Nevertheless, Kosterlitz and Thouless (and independently the deceased Russian physicist Vadim Berezinskii) showed that at low temperatures the vortices can become stuck together in oppositely circulating pairs, keeping them tethered and limiting their disruptiveness. But warm up the system and the pairs can get unstuck, and you’re left with a disorderly mess of wandering vortices. This switch from rather orderly vortex pairs to disorderly lone vortices is called the Kosterlitz-Thouless transition, and it happens sharply at a specific temperature. The unpairing of vortex defects turned out to be an important feature of materials called superconductors, which, thanks to quantum-mechanical effects, can conduct electricity without any electrical resistance if they are made very cold.

The reason a block of iron can become magnetically ordered but the chessboard of compasses can’t is that the first is three-dimensional—the atoms are stacked top to bottom as well as side to side—whereas the second is two-dimensional: a flat sheet of atoms. This difference in dimensionality is crucial, and it is what makes edges different. One might even invoke an adjunct principle to Anderson’s: “Edges are Different.” They are places where you lose a dimension: the edge (surface) of a three-dimensional sphere is a two-dimensional shell, while the edge of a two-dimensional circle is a one-dimensional (bent) line. The loss of perfect 2D ordering that Kosterlitz and Thouless studied underlines the importance of dimensionality in many-body physics: it matters for the global behaviour of a system like this how many dimensions it has to play in.

Haldane’s work in the 1980s reiterated that fact. It was concerned with one-dimensional collections of particles, called spin chains, which you might loosely think of as a single row of magnetic atoms. I say loosely, because Haldane’s analysis of these systems brought in detailed quantum-mechanical considerations that take us well beyond what it might be wise to pursue here. The crucial point is this: these chains can maintain a certain kind of orientational ordering purely because of the geometric constraints arising from their symmetry, or one might say, their topology. You can no more break up the ordering than you can smooth a hemispherical shell into a perfectly flat sheet. The topology won’t allow it. And it’s a topological property of the entire array: a many-body effect.

This so-called “topological protection” has now become a lively field of study in the form of so-called topological insulators: materials that are insulating (not electrically conducting) as a whole, but can carry a current at their edges, where the dimensionality is reduced. In some topological insulators, the edge states can display the exotic property not just of conductivity but of superconductivity. The same principle can apply in other kinds of systems involving circulating, vortex-like motions.
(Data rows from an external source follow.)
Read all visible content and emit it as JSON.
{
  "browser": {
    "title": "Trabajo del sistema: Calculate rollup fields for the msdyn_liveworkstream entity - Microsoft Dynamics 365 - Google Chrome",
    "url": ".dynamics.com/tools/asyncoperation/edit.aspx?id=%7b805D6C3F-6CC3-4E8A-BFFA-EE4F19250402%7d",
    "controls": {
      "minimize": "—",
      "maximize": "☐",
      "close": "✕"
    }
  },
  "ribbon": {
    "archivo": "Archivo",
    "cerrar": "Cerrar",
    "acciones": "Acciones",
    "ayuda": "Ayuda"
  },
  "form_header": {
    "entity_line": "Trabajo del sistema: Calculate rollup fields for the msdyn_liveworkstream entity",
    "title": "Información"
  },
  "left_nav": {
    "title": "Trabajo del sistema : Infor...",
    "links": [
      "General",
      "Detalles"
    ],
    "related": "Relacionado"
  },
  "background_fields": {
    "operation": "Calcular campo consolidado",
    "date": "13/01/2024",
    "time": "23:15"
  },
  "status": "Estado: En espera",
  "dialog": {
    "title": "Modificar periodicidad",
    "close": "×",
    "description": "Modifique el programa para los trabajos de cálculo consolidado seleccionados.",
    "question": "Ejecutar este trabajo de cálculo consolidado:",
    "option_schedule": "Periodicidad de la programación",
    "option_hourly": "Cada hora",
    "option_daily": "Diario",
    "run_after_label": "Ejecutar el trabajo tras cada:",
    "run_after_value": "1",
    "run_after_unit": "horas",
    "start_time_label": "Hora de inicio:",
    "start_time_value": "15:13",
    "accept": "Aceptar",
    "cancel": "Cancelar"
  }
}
It’s possible to make shallow baths of liquid that are stirred into many vortices, and the half-vortices at the edges can carry sound in one direction but not the other.

Uses might be found for such structures in electronics, acoustics and beyond. But don’t hold your breath for that. They are mostly studied because they are interesting examples of many-body physics: a prime example of the unexpected things that the laws of nature and symmetry make possible. Topological phase transitions reveal a deep connection between collective many-body effects, shape, defects and dimensionality that also turns up in fields as diverse as liquid crystals and cosmology. It’s an example of how ideas in one area of physics can help explain effects in an entirely different one, and thereby illuminate laws that are based in abstract concepts such as symmetry, beyond the distractions of minute particulars—or particles, for that matter. I mentioned bird flocking not because it offers a nice visual metaphor for many-body physics, but because it demonstrably embodies a version of precisely the same physics as that of the 2D magnetic model studied by Kosterlitz and Thouless. And the extraordinariness of that, and not the prospect of Nobel prizes, is why most physicists do what they do.